Als we onder de “geest” van een Concilie de gedachteschool van Bologna verstaan, die het Concilie slechts ziet als een stap vooruit in de richting van meer ontwikkeling van het dogma, kunnen we op dit punt zeker toegeven. We kunnen ook vaststellen dat Johannes Paulus II geloofde in een of andere versie van deze “geest”, zoals hij in zijn eerste toespraak als paus heeft verklaard:
“Maar zoals het Concilie niet beperkt blijft tot de documenten, zo eindigt het evenmin met de toepassingen ervan die gevolgd zijn in de postconciliaire jaren. We achten het dan ook als onze eerste plicht de uitvoering van de normen en richtlijnen van het Concilie zo zorgvuldig mogelijk te bevorderen, en dit door een voorzichtige en tevens aanmoedigende actie: bovenal willen we de groei van een aangepaste mentaliteit begunstigen. We bedoelen dit: eerst moeten we onszelf afstemmen op het Concilie, om dan in praktijk te brengen wat het Concilie uitdrukkelijk heeft verklaard, en om wat erin bevat ligt – en dat men gewoonlijk “impliciet” noemt – duidelijk naar voren te brengen, in het licht van de experimenten die nadien ondernomen zijn en van de eisen die ontstaan zijn uit de nieuwe omstandigheden. Het is, in één woord, nodig dat het vruchtbare zaad dat de Concilievaders, gevoed door Gods woord, in goede aarde gezaaid hebben, opgroeit tot rijpheid, in een ontwikkeling die eigen is aan beweging en leven. En met dat goede zaad door de Concilievaders gezaaid bedoelen wij hun gezaghebbende onderrichtingen en hun pastorale deliberaties. [1]
Johannes Paulus II beweerde inderdaad dat het interreligieuze gebed van Assisi de zichtbare uitdrukking was van Vaticanum II.[2] Dit komt precies overeen met de kritiek van Viganò, die de punten voorwaarts verbindt met de Pachamama-afgod en de godslastering van Abu Dhabi: “Als de pachamama in een kerk aanbeden kan worden, dan hebben we dat te danken aan Dignitatis Humanae […] … Als de Verklaring van Abu Dhabi wordt ondertekend, dan hebben we dat te danken aan Nostra Aetate“. Johannes Paulus II zelf zag zijn werk als een voortzetting van wat “impliciet” in de documenten zelf stond, en dat ondermijnt de beweringen van Benedictus XVI dat de slechte vruchten van het Concilie afkomstig zijn van de pers of de verkeerde hermeneutiek en niet van het Concilie zelf.

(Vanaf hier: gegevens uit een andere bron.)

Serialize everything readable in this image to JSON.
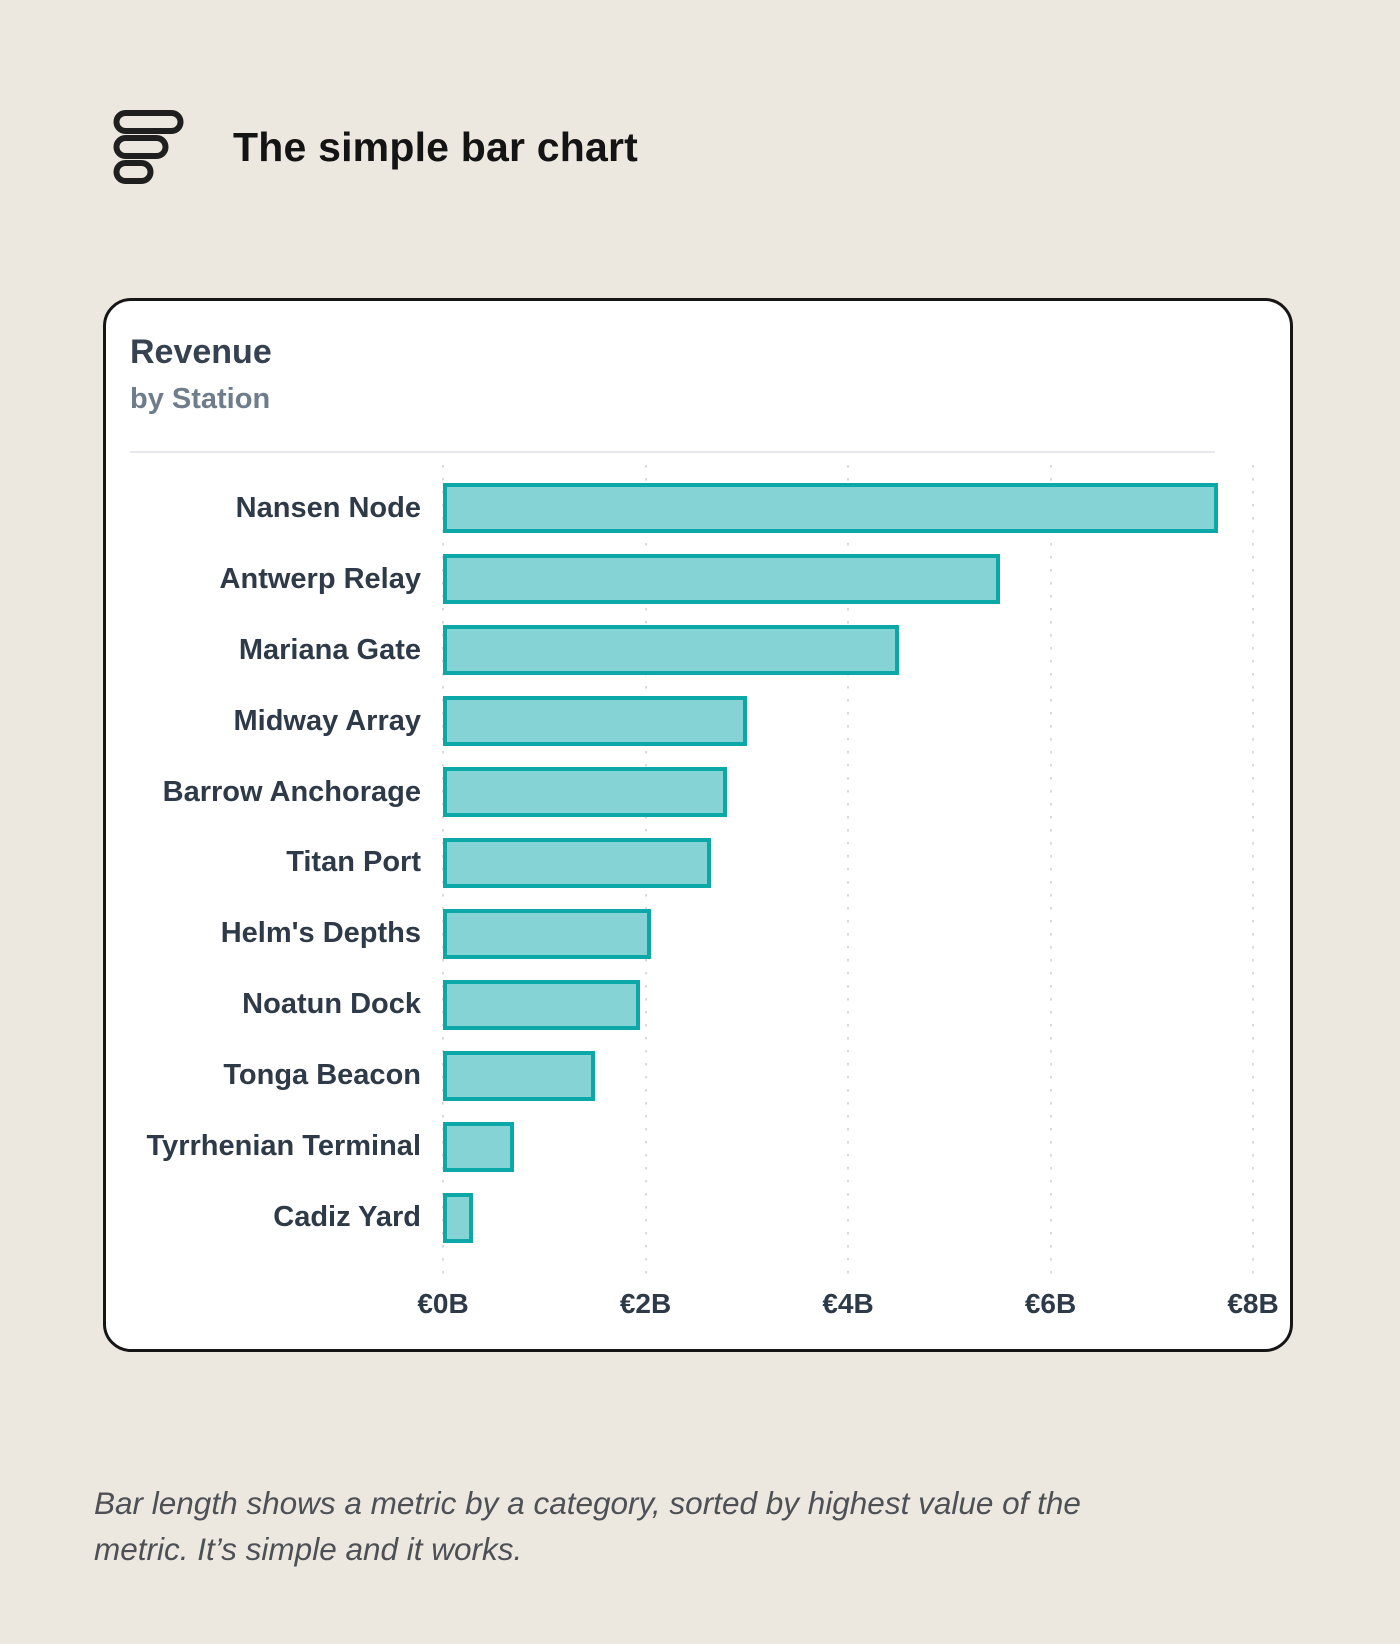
{
  "page": {
    "background": "#ECE8E0"
  },
  "header": {
    "title": "The simple bar chart",
    "icon": "bar-chart-icon"
  },
  "card": {
    "title": "Revenue",
    "subtitle": "by Station"
  },
  "chart_data": {
    "type": "bar",
    "orientation": "horizontal",
    "title": "Revenue",
    "subtitle": "by Station",
    "categories": [
      "Nansen Node",
      "Antwerp Relay",
      "Mariana Gate",
      "Midway Array",
      "Barrow Anchorage",
      "Titan Port",
      "Helm's Depths",
      "Noatun Dock",
      "Tonga Beacon",
      "Tyrrhenian Terminal",
      "Cadiz Yard"
    ],
    "values": [
      7.65,
      5.5,
      4.5,
      3.0,
      2.8,
      2.65,
      2.05,
      1.95,
      1.5,
      0.7,
      0.3
    ],
    "unit": "billions EUR",
    "xlabel": "",
    "ylabel": "",
    "xlim": [
      0,
      8
    ],
    "x_ticks": [
      "€0B",
      "€2B",
      "€4B",
      "€6B",
      "€8B"
    ],
    "x_tick_values": [
      0,
      2,
      4,
      6,
      8
    ],
    "sort": "descending by value",
    "grid": "vertical dotted gridlines at ticks",
    "legend": "none",
    "bar_fill": "#85D3D4",
    "bar_border": "#0CA8A8"
  },
  "caption": {
    "lines": [
      "Bar length shows a metric by a category, sorted by highest value of the",
      "metric. It’s simple and it works."
    ]
  }
}
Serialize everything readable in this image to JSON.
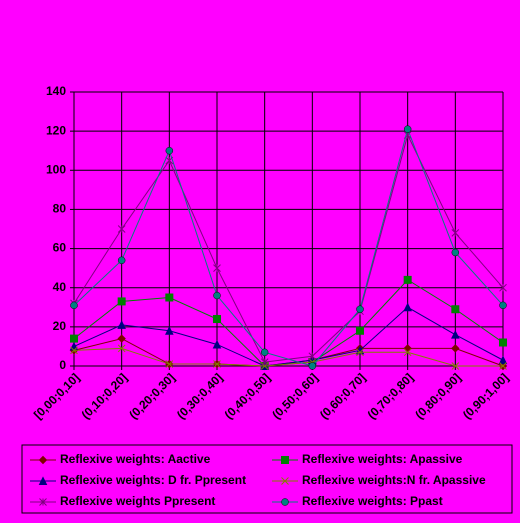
{
  "chart_data": {
    "type": "line",
    "categories": [
      "[0,00;0,10]",
      "(0,10;0,20]",
      "(0,20;0,30]",
      "(0,30;0,40]",
      "(0,40;0,50]",
      "(0,50;0,60]",
      "(0,60;0,70]",
      "(0,70;0,80]",
      "(0,80;0,90]",
      "(0,90;1,00]"
    ],
    "ylim": [
      0,
      140
    ],
    "yticks": [
      0,
      20,
      40,
      60,
      80,
      100,
      120,
      140
    ],
    "grid": true,
    "legend": "bottom",
    "series": [
      {
        "name": "Reflexive weights: Aactive",
        "color": "#800000",
        "marker": "diamond",
        "values": [
          8,
          14,
          1,
          1,
          0,
          3,
          9,
          9,
          9,
          0
        ]
      },
      {
        "name": "Reflexive weights: Apassive",
        "color": "#008000",
        "marker": "square",
        "values": [
          14,
          33,
          35,
          24,
          0,
          2,
          18,
          44,
          29,
          12
        ]
      },
      {
        "name": "Reflexive weights: D fr. Ppresent",
        "color": "#000080",
        "marker": "triangle",
        "values": [
          10,
          21,
          18,
          11,
          0,
          3,
          8,
          30,
          16,
          3
        ]
      },
      {
        "name": "Reflexive weights:N fr. Apassive",
        "color": "#808000",
        "marker": "x",
        "values": [
          8,
          9,
          1,
          1,
          0,
          2,
          7,
          7,
          0,
          0
        ]
      },
      {
        "name": "Reflexive weights Ppresent",
        "color": "#800080",
        "marker": "star",
        "values": [
          32,
          70,
          105,
          50,
          2,
          5,
          28,
          118,
          68,
          40
        ]
      },
      {
        "name": "Reflexive weights: Ppast",
        "color": "#008080",
        "marker": "circle",
        "values": [
          31,
          54,
          110,
          36,
          7,
          0,
          29,
          121,
          58,
          31
        ]
      }
    ]
  }
}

Daaruit komt de primaire kritiek van Viganò voort op de vruchten van het Concilie op het dogmatische niveau:
Dit concilie is onder andere het enige gebleken dat zoveel interpretatieproblemen en tegenstrijdigheden heeft veroorzaakt met betrekking tot het voorafgaand leergezag, terwijl er niet één ander concilie is – van het concilie van Jeruzalem tot Vaticaan I – dat niet perfect harmonieert met het hele vorfgaande leergezag of dat zoveel interpretatie nodig heeft.
De conservatieve verdedigers van het Concilie beweren (terecht) dat elk Concilie wordt gevolgd door een periode van chaos en onrust, en we kunnen het beroemde Concilie van Nicea noemen als een goed voorbeeld daarvan. Maar let op met wat voor verschil: elk van de vorige Concilies formuleerde een duidelijke doctrine tegen een ketterij, en de chaos die ontstond werd veroorzaakt door de ketters die waren veroordeeld of door de politieke machten die het Concilie probeerden te dwarsbomen of een compromis probeerden te sluiten met de ketters. Het is duidelijk dat de oorzaak van deze chaos niet aan de woorden van het concilie zelf kan worden toegeschreven, maar aan de ongehoorzaamheid van de gelovigen aan die gezaghebbende decreten.
Nu kunnen we twee zeer belangrijke uitzonderingen vaststellen op deze algemene constatering van Viganò: Konstanz en Vaticanum I. Beide Concilies waren noodconcilies die het probleem van de schismatieke pausen (in het geval van Konstanz) en de door de staat benoemde bisschoppen en republikeinse revoluties (in het geval van Vaticanum I) probeerden op te lossen. Als gevolg van vele historische factoren werden deze Concilies ofwel half buiten werking gesteld (zoals Konstanz was) ofwel onvolledig (zoals Vaticanum I was).
Vooral met Vaticanum I kunnen we de uitspraak van Viganò over vorige Concilies nunanceren. Hier stellen we vast dat er een zekere “geest van Vaticaan I” is ontstaan in de vorm van een absoluut pauselijk positivisme – dat in tegenstelling tot de tekst van Dominus Aeternus – die de voorloper werd van het extreme positivisme van Paulus VI. Ondanks officiële pogingen tot het tegendeel liet Vaticanum I vragen over de aard van de Traditie in relatie tot de macht van de paus onbeantwoord.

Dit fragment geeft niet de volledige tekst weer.